The solution? CDNs. These companies, which besides Fastly include market-leader Akamai and Cloudflare, all use the same basic techniques to speed up the net. They take the data from popular sites and place it in distributed caches in points of presence (PoP) close to consumers.
If that sounds familiar to you even if you’re a cloud native developer and not a network administrator there’s a good reason. CDNs were one of the first business models to rely on an edge computing model.
This usually works well. Indeed, over half of the internet’s traffic, today flows through CDNs. When you visit a website now, chances are you’re not getting the data directly from the site but from the closest, supported CDN PoP. The technology is mature and well understood.

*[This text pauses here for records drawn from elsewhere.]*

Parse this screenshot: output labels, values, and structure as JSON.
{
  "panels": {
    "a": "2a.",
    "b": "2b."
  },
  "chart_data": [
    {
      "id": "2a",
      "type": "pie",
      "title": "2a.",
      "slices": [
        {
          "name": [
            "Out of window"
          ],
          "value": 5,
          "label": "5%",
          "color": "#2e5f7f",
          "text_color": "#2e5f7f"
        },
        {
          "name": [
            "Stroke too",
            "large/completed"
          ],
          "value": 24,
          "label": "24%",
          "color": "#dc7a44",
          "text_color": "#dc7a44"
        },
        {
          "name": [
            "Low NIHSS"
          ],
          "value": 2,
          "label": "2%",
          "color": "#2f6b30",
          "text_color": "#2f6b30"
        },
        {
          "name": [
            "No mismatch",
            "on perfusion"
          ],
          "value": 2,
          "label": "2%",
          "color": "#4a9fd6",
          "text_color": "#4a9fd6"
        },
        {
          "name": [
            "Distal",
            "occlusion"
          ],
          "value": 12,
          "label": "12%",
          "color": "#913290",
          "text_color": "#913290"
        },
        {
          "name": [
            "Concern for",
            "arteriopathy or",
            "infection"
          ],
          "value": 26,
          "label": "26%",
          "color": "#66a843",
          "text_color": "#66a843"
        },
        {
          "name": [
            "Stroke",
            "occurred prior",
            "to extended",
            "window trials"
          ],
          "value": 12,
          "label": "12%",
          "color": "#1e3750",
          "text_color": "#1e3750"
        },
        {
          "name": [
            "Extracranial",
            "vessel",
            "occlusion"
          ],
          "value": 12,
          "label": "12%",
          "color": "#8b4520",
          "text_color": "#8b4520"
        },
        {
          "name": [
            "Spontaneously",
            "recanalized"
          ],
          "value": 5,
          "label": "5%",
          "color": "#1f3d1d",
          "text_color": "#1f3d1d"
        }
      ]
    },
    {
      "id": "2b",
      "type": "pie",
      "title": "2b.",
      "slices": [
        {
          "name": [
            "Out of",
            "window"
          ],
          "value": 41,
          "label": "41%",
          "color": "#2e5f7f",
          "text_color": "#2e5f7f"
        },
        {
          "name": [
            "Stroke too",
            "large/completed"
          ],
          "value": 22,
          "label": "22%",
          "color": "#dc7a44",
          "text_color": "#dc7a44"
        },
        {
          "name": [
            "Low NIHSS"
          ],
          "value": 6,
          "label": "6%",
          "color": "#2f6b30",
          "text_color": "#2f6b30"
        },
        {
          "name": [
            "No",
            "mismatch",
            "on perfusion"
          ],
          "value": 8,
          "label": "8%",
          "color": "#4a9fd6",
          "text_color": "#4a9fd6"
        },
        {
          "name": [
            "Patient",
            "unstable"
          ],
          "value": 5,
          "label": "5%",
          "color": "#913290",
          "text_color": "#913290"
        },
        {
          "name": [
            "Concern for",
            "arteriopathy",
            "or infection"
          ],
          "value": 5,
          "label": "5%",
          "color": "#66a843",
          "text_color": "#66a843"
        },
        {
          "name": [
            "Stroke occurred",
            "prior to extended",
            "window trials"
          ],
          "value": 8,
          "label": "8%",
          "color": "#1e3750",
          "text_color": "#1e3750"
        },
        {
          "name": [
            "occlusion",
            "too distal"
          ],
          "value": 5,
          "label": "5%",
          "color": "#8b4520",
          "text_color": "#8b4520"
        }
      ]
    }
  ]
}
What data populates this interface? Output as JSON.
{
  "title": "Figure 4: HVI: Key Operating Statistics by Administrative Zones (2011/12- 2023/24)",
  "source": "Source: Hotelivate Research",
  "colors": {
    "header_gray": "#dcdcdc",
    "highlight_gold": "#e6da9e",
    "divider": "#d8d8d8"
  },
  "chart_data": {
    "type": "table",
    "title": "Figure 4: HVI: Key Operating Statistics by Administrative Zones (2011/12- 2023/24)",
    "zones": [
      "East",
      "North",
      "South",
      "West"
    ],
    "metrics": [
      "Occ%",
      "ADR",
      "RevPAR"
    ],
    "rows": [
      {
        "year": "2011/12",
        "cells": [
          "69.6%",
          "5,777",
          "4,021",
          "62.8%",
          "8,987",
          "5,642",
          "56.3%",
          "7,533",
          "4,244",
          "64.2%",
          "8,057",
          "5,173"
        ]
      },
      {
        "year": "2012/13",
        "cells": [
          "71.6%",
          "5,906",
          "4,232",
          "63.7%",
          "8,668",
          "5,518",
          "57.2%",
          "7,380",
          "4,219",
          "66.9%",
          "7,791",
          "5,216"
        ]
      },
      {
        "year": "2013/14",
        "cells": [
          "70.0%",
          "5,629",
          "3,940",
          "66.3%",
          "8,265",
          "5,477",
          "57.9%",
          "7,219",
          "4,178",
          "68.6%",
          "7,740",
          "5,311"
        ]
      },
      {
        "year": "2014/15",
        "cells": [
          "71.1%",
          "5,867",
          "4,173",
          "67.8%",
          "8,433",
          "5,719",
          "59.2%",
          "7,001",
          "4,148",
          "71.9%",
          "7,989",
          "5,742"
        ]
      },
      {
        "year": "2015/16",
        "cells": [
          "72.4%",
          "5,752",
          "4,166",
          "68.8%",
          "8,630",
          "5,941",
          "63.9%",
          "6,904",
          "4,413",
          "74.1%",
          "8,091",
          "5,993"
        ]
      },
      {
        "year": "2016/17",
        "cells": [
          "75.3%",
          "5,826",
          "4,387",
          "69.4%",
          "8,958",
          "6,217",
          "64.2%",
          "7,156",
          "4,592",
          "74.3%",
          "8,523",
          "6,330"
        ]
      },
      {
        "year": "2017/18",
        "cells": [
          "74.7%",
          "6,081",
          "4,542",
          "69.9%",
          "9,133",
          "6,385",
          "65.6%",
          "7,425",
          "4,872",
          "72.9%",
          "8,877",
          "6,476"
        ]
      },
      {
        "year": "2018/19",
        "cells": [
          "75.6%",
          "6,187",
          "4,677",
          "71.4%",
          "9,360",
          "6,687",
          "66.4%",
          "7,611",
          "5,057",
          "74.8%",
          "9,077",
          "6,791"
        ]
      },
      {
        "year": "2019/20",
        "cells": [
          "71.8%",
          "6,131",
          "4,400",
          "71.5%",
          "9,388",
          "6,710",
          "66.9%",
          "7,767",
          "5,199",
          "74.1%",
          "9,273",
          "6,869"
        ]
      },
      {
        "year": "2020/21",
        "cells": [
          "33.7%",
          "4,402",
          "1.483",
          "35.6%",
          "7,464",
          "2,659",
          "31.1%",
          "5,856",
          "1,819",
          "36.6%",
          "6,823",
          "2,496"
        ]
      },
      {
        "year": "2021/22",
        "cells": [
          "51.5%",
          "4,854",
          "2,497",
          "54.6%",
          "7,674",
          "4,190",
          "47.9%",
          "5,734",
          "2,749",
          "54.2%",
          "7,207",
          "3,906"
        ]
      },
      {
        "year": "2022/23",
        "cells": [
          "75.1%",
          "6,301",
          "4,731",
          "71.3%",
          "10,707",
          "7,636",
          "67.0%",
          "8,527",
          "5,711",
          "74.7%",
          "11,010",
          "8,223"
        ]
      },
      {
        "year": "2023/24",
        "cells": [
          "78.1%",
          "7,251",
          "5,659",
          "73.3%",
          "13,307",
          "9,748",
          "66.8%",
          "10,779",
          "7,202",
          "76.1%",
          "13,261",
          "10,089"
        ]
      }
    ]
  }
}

So, what went wrong with Fastly?
Fastly Senior Vice President of Engineering and Infrastructure Nick Rockwell explained, “On May 12, we began a software deployment that introduced a bug that could be triggered by a specific customer configuration under specific circumstances.” Then on “Early June 8, a customer pushed a valid configuration change that included the specific circumstances that triggered the bug, which caused 85% of our network to return errors.”
The company got its services back with an emergency fix in less than an hour. But, for hundreds of millions of users, those were still way too many minutes of dead air. Later that day, Fastly started deploying a permanent bug fix.
Fastly, as it continues to deploy its fix across its network of PoPs isn’t saying exactly what the problem was. We know, however, the company is “conducting a complete post mortem of the processes and practices we followed during this incident;” to work out “why we didn’t detect the bug during our software quality assurance and testing processes;” and “ways to improve our remediation time.”
Looking ahead Fastly will make fundamental security improvements to its underlying infrastructure. They’ll be doing this by using the “isolation capabilities of WebAssembly and [email protected] to build greater resiliency from the ground up.” How exactly? Rockwell promised, “We’ll continue to update our community as we make progress toward this goal.”
This isn’t the first time a CDN went down and took many sites with it. In 2020, Cloudflare saw a half-hour outage that covered most of Europe and the Americas. That outage happened because of a bad one-line fix to a physical problem. The result was a cascading failure that would eventually knock out almost 20 PoPs globally.
It won’t be the last time. CDNs have quietly become essential to the modern internet. And, as these two most recent cases have shown, they’re fragile.